The base instructions are here. I attempted to follow the "Minimal Circuit" example, omitting the capacitors and the crystal oscillator (which happens to be in the Nerdkit). However, nothing I tried would work. I ended up plugging the oscillator between pins 9 and 10 on the chip, as well as using the capacitor from the kit between pins 7 and 8. I'm not actually sure that was mandatory, but it didn't hurt anything.
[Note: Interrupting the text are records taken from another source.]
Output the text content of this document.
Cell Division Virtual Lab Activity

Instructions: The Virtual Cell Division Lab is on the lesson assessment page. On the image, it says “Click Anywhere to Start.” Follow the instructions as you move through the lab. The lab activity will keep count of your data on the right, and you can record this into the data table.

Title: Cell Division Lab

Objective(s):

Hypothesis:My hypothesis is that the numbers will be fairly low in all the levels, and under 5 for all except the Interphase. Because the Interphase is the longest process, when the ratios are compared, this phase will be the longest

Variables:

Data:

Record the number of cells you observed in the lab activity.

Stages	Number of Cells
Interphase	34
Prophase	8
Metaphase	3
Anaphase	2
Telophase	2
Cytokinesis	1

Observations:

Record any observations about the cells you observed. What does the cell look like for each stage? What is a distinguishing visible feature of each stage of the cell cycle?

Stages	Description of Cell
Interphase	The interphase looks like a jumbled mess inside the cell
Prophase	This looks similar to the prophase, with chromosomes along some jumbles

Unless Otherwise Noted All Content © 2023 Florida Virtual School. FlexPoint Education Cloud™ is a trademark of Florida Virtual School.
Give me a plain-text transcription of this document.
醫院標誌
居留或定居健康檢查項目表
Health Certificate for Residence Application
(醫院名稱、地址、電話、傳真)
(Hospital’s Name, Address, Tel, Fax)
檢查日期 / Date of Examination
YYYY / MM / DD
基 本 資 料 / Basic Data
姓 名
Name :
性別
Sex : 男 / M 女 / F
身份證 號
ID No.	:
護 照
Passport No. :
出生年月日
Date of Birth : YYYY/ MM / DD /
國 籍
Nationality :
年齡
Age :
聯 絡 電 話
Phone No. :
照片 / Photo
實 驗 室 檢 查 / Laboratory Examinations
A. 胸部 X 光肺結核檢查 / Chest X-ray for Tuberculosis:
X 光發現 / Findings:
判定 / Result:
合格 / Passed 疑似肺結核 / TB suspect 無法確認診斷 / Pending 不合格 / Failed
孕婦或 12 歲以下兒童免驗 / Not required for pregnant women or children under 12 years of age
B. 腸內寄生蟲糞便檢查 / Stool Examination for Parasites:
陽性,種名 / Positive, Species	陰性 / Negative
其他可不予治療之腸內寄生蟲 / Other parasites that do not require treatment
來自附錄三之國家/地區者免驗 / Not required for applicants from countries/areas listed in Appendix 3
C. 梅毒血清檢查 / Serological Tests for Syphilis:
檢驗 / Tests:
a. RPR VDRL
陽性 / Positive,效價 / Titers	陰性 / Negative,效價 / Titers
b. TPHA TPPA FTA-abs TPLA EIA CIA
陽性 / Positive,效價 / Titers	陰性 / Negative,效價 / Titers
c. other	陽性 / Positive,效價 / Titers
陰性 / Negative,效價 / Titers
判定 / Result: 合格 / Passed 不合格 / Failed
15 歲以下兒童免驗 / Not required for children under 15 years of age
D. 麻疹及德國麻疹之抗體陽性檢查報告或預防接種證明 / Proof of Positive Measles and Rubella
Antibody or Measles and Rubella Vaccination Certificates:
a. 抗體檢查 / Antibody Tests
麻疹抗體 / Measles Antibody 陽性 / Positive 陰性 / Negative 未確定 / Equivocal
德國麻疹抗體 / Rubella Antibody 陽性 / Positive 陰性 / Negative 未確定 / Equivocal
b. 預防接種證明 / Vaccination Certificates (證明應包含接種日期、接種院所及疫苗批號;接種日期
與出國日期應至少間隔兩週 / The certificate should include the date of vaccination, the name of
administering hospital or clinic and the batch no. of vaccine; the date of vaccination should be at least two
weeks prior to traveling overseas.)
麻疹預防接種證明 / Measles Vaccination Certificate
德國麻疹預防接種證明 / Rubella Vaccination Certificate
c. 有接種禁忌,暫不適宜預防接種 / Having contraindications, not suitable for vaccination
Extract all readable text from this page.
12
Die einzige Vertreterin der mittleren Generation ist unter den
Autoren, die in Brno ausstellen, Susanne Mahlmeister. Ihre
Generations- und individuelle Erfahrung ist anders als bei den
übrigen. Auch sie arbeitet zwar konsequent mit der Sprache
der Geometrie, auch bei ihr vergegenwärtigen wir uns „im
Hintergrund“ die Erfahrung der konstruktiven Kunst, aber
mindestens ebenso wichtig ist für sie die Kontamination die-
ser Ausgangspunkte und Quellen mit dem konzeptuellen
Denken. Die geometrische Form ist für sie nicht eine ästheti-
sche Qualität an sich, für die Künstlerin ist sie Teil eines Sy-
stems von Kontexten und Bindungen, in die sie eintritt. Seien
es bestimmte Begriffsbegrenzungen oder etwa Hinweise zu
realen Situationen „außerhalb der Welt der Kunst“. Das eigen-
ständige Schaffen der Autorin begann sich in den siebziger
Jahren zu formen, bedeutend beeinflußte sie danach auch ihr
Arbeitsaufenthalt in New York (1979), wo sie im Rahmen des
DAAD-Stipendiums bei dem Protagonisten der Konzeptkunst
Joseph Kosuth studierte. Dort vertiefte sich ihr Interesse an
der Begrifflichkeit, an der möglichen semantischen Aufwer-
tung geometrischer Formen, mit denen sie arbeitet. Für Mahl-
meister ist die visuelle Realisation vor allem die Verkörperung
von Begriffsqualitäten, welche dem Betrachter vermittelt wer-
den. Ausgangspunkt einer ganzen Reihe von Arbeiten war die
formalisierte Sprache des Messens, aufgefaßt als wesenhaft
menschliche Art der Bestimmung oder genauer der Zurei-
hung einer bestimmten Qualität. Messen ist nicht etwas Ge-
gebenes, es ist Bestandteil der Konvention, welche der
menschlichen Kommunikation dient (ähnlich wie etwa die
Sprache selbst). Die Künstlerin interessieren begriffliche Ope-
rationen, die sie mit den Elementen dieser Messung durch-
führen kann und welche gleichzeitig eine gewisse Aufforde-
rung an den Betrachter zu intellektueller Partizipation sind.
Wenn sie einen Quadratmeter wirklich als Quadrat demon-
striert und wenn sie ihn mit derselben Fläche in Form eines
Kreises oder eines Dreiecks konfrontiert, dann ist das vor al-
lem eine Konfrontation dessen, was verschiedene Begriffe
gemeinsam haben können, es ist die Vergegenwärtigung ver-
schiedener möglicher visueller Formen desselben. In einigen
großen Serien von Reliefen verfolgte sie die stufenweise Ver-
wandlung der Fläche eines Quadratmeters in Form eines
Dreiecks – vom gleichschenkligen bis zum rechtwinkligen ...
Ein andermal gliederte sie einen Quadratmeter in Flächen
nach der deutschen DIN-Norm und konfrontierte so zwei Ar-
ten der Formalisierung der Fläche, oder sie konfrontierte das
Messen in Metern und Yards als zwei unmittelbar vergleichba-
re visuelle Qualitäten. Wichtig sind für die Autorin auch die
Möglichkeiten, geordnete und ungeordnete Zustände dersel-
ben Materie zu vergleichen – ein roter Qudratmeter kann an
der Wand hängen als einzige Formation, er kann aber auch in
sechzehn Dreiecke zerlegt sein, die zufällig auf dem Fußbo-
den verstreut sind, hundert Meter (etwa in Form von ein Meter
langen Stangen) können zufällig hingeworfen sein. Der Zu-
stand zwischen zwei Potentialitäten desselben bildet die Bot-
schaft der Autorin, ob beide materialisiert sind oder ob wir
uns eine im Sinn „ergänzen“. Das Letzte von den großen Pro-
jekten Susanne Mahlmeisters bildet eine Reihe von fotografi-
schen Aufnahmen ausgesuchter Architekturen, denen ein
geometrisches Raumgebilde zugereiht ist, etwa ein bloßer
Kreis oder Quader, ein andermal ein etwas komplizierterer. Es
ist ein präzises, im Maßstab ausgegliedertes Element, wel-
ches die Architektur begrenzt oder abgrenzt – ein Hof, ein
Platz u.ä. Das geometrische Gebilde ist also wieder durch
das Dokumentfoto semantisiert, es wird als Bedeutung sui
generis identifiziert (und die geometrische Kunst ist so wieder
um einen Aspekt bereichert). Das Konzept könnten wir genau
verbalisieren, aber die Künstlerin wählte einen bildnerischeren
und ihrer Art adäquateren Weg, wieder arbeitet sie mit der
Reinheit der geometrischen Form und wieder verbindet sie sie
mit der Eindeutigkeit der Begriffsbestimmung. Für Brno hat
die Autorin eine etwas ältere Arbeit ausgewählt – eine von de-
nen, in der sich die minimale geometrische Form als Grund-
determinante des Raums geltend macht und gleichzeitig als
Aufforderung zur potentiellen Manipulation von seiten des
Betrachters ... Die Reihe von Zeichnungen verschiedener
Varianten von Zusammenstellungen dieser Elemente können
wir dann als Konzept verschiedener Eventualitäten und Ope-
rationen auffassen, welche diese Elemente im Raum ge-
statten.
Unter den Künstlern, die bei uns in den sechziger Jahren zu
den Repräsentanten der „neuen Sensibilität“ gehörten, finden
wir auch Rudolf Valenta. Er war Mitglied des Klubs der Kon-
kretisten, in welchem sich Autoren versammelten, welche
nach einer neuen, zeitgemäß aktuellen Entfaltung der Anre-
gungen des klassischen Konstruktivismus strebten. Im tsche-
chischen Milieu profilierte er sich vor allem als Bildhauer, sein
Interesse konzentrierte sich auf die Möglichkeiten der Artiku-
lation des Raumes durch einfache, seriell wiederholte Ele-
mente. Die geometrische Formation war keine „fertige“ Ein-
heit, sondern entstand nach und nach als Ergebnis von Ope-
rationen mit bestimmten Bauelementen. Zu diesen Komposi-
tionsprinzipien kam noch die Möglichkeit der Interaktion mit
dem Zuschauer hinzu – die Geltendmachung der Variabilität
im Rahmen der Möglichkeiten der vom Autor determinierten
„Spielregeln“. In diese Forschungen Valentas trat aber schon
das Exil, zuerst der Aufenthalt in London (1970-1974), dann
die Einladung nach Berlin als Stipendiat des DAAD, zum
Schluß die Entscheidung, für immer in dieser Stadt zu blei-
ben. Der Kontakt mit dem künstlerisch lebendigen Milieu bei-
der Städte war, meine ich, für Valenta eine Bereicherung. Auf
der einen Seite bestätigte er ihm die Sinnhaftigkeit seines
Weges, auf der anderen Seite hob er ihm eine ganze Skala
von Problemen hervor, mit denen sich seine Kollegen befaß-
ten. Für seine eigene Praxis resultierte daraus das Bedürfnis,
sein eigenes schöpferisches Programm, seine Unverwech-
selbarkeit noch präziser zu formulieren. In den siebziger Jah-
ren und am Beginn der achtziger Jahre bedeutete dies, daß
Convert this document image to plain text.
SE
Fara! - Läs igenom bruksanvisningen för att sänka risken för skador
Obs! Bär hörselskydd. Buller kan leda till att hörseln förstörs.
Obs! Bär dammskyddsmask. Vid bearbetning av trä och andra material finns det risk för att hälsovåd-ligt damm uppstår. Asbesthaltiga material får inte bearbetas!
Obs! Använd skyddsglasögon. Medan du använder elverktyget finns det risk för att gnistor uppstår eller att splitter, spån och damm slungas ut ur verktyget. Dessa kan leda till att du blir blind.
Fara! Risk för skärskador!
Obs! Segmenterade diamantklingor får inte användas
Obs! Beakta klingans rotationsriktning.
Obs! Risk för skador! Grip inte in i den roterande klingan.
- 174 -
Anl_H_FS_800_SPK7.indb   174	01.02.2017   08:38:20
Steps: Upload the "Arduino as ISP" sketch (in the Examples) to your Arduino. Wire the Arduino as per the instructions above, making sure to plug in the oscillator between pins 9 and 10 Locate your bootloader.hex file. In the case of the Nerdkit, this is "foodloader.hex" under the "bootloader168" path. You'll need to open a terminal / command line. Alternatively, you can modify the foodloader Makefile. * Either run the follow commands or write them to your Makefile:

    # You need to supply the full path to your serial cable. On Windows, it will be a COM port like "COM3"
    # You may need to tinker with the baudrate (-bXXXXX)
    AVRDUDEFLAGS=-cavrisp -patmega168 -P/dev/cu.usbserial-A70063hT -vvvv -b19200

    all: fuses install

      avrdude ${AVRDUDEFLAGS} -U lock:w:0x2f:m -U efuse:w:0x00:m -U hfuse:w:0xd5:m -U lfuse:w:0xf7:m
      avrdude ${AVRDUDEFLAGS} -U flash:w:foodloader.hex:a

    # I had issues giving a full path to the .hex file, so I found it was easier to have it locally

If everything goes well, you should see a message saying everything was verified. The most common issues I saw were "programmer not responding" and "invalid signature." Once I'd wired everything as above and got everything written, it worked great. The caveat is it took numerous tries (20 or more) before it had written successfully. I'm inclined to blame the USB to Serial interface more than anything else, though I found others online thinking it might be power fluctuations from the increased demand of burning the bootloader. The rationale made sense to me, so this is when I inserted the capacitor back into the circuit. I suspect if you have both the capacitors recommended in the Arduino tutorial, you'll have an even easier time. One article even suggested providing external power to the ATMega168, and I would have attempted this had this path not panned out.

After more fussing, I was able to reflash the "initialload" program from the Nerdkits code base. However, I had to modify THAT Makefile as well to separate the erase and flash steps with a sleep in between. The follow modification worked for me about 1 in 5 tries.

    GCCFLAGS=-g -Os -Wall -mmcu=atmega168
    LINKFLAGS=-Wl,-u,vfprintf -lprintf_flt -Wl,-u,vfscanf -lscanf_flt -lm
    AVRDUDEFLAGS=-c avr109 -p m168 -b 115200 -P /dev/cu.usbserial
    LINKOBJECTS=../libnerdkits/delay.o ../libnerdkits/lcd.o ../libnerdkits/uart.o

    all:  initialload-upload

    initialload.hex:  initialload.c
      make -C ../libnerdkits
      avr-gcc ${GCCFLAGS} ${LINKFLAGS} -o initialload.o initialload.c ${LINKOBJECTS}
      avr-objcopy -j .text -O ihex initialload.o initialload.hex

    initialload.ass:  initialload.hex
      avr-objdump -S -d initialload.o > initialload.ass

    initialload-upload: initialload.hex
      avrdude ${AVRDUDEFLAGS} -e
      sleep 1.5
      avrdude ${AVRDUDEFLAGS} -D -U flash:w:initialload.hex:a -v

    # I chose the sleep value randomly. Also note the -D flag on the flash, which tells avrdude not to erase the chip.

If you don't intend to use the chip with the Nerdkit, or you're done tinkering with it and would like to repurpose it for another project, you should be able to use this method to burn any other bootloader, including the Arduino bootloader.

I also own a Pocket AVR Programmer which I intended to try if I couldn't get the Arduino method to work. The Sparkfun model is specifically designed to avoid a lot of the ad-hoc nature of the above method, though I found the internet lacking in help if you didn't specifically want to use to burn a bootloader over the ISP pins of the Arduino board.